A escritora Viviane Mansi dá voz às histórias das catadoras brasileiras a partir de uma escuta cuidadosa e de uma escrita sensível, que desconstrói visões simplificadas e estigmatizadas sobre a realidade dessas mulheres, evidenciando que muitas delas foram levadas ao trabalho com resíduos por contextos de vulnerabilidade e encontram nesses espaços fonte de renda, acolhimento e pertencimento. A obra também se expressa na linguagem fotográfica de Magali Moraes, que amplia e aprofunda essas narrativas.
“Muitas vezes, a gente está distante dessa realidade e tem menos empatia simplesmente por não conhecer. O livro tenta fazer essa conexão entre o que se imagina e o que é real, para provocar um olhar mais cuidadoso e empático sobre essas mulheres que, em sua maioria, estão nesse trabalho e, ainda assim, seguem fazendo o melhor que podem com o que têm. É sobre elas e, especialmente, sobre o impacto que a gente gera no mundo e na vida das pessoas ao nosso redor”, afirma a escritora.
“A reciclagem no Brasil tem rosto de mulher. São elas que, no cotidiano invisível, estruturam a base real da sustentabilidade no país, muito antes de qualquer política pública reconhecer”, destaca a CEO da Rede Educare, Kátia Rocha
Sete filhos criados a partir da reciclagem – Uma das histórias do livro é a de Aparecida Ferreira de Maria, de Brasília. Filha de catadores, ao enfrentar a maternidade precoce, aos 18 anos, encontrou na catação uma alternativa viável de renda. Hoje, aos 41 anos, e com sete filhos criados com a reciclagem, atua na defesa da valorização dos catadores. “Aqui a gente conversa muito, cada uma conta a sua história, e eu vejo que são mulheres muito guerreiras. Elas chegam com histórias parecidas, de dificuldade, e encontram acolhimento. É um lugar onde a gente se escuta, se apoia e vai seguindo em frente”, destaca.

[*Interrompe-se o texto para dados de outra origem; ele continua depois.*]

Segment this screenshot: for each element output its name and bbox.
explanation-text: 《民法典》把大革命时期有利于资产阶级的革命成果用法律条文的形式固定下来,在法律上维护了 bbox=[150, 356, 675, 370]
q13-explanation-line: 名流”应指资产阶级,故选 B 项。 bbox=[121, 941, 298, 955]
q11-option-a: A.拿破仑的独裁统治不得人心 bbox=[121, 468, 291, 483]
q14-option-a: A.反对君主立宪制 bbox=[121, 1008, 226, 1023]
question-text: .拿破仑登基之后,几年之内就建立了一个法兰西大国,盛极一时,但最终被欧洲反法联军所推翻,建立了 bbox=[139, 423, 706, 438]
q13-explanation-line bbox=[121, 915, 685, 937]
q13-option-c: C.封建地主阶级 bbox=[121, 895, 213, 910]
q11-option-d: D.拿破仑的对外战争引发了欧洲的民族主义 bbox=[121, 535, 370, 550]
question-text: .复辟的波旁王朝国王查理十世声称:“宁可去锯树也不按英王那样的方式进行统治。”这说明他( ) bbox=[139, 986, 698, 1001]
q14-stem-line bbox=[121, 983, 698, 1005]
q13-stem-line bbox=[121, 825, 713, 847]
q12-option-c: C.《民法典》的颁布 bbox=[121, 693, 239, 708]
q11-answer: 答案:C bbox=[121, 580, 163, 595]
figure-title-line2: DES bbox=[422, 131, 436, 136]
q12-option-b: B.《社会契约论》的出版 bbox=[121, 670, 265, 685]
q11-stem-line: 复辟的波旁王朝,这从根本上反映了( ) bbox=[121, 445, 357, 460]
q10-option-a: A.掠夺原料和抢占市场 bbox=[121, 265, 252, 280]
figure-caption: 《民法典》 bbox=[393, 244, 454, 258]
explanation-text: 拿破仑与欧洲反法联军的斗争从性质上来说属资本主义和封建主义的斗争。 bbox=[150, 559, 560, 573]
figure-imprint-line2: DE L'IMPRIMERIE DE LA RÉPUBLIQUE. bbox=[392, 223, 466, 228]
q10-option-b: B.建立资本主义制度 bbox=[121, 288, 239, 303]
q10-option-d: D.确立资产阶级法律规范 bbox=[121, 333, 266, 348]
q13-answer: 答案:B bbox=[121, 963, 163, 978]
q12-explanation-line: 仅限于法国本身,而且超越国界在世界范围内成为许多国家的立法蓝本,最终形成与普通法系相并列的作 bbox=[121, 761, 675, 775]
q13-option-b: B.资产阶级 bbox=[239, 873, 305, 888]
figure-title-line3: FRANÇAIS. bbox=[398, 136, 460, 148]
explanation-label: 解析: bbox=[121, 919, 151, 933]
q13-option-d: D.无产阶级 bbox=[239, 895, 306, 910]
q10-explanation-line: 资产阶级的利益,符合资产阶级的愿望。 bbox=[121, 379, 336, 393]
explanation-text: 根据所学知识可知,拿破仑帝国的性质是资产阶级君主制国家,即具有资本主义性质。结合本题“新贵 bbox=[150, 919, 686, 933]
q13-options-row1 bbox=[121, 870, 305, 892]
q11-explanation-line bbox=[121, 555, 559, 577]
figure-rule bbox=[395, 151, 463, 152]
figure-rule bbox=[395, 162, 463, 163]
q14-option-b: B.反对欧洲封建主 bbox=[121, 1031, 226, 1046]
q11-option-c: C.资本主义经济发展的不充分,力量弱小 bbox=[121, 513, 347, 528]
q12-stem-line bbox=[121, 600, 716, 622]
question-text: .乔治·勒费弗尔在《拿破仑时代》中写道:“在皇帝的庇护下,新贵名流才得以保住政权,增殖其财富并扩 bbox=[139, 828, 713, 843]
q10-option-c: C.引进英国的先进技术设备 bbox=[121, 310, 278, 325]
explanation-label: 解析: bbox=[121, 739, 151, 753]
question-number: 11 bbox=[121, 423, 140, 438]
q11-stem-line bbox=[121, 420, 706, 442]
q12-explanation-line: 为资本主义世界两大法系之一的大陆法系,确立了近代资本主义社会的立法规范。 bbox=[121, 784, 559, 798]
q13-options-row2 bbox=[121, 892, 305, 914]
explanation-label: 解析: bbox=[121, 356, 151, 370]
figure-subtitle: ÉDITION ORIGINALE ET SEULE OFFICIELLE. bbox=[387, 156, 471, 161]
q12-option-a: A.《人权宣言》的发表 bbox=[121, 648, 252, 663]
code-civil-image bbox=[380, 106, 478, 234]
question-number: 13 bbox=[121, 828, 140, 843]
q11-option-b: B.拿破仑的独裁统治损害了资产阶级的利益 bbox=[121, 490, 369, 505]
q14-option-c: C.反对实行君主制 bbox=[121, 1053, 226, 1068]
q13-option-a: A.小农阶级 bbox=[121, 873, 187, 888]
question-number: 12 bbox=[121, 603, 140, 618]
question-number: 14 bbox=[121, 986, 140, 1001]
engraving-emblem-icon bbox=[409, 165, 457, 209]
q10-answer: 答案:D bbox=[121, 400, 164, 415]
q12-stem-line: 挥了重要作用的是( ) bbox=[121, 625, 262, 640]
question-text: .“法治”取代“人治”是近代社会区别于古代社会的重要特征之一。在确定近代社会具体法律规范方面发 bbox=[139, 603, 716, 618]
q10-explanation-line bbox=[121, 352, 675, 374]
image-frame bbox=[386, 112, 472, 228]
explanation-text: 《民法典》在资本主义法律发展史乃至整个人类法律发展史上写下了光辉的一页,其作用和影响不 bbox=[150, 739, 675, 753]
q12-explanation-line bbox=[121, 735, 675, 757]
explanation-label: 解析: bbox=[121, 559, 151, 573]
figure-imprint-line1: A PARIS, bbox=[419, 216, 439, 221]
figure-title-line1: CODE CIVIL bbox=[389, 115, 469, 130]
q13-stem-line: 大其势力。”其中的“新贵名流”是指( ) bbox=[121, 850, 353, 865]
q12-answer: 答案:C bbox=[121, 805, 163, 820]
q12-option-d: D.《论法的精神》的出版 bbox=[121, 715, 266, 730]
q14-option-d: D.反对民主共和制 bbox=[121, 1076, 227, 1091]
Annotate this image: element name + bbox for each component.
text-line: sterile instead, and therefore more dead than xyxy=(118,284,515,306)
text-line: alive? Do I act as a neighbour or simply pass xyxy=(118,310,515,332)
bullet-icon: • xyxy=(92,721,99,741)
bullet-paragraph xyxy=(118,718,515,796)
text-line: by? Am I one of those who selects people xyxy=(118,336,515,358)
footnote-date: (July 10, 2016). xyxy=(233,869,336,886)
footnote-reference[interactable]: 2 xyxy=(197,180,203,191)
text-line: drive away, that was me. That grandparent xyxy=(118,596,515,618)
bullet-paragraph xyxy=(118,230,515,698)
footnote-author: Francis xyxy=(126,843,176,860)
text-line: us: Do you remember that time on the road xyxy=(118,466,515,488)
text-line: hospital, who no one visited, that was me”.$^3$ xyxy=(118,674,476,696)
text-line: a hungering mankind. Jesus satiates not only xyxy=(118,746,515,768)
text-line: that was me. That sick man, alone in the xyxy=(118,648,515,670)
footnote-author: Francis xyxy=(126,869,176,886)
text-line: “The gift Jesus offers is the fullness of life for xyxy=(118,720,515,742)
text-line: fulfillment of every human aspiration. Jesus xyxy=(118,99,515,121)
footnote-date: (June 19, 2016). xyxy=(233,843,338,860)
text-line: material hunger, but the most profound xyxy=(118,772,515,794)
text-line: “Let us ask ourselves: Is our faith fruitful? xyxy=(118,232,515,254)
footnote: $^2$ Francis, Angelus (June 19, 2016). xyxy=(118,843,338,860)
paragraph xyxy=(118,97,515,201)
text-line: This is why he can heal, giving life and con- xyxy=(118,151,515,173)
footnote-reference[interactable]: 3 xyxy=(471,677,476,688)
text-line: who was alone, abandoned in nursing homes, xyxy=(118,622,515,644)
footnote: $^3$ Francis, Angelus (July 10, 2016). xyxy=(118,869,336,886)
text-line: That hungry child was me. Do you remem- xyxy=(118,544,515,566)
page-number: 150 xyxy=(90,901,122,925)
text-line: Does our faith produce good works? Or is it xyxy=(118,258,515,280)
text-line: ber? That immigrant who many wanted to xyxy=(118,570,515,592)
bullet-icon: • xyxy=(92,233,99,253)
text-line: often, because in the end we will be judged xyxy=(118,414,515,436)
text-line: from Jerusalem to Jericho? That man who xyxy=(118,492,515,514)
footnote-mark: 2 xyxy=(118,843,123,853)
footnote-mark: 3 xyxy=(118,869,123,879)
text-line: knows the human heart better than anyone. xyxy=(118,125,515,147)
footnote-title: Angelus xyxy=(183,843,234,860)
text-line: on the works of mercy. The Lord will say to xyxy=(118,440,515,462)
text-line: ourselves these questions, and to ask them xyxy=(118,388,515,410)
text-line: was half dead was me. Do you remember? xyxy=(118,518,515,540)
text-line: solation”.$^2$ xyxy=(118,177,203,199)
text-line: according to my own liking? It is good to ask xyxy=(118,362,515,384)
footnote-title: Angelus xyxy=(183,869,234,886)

Já Dulce Vale, de Goiânia, iniciou na reciclagem aos 40 anos, após perder o emprego como secretária e precisar reorganizar a vida como mãe solo e chefe de família. Atualmente, é presidente da Central e Forte e é uma das principais lideranças do movimento no país. “Quando você é mulher, já existem muitas barreiras para conseguir um trabalho. Aqui na cooperativa, a gente consegue conciliar, conversar, se apoiar. Por isso tem tantas mulheres. Aqui a gente encontra oportunidade e consegue seguir trabalhando, mesmo com as dificuldades do dia a dia”, afirma.
De acordo com o Anuário da Reciclagem 2024, são mais de 3 mil organizações de catadores mapeadas no país, reunindo mais de 70 mil trabalhadores formalizados em cooperativas. Esse número, no entanto, representa apenas uma parcela da categoria estimada pelo MNCR. Cerca de 800 mil pessoas vivem da atividade no Brasil. Juntos, esses trabalhadores são responsáveis por impulsionar a recuperação de materiais e fortalecer a cadeia da reciclagem no país.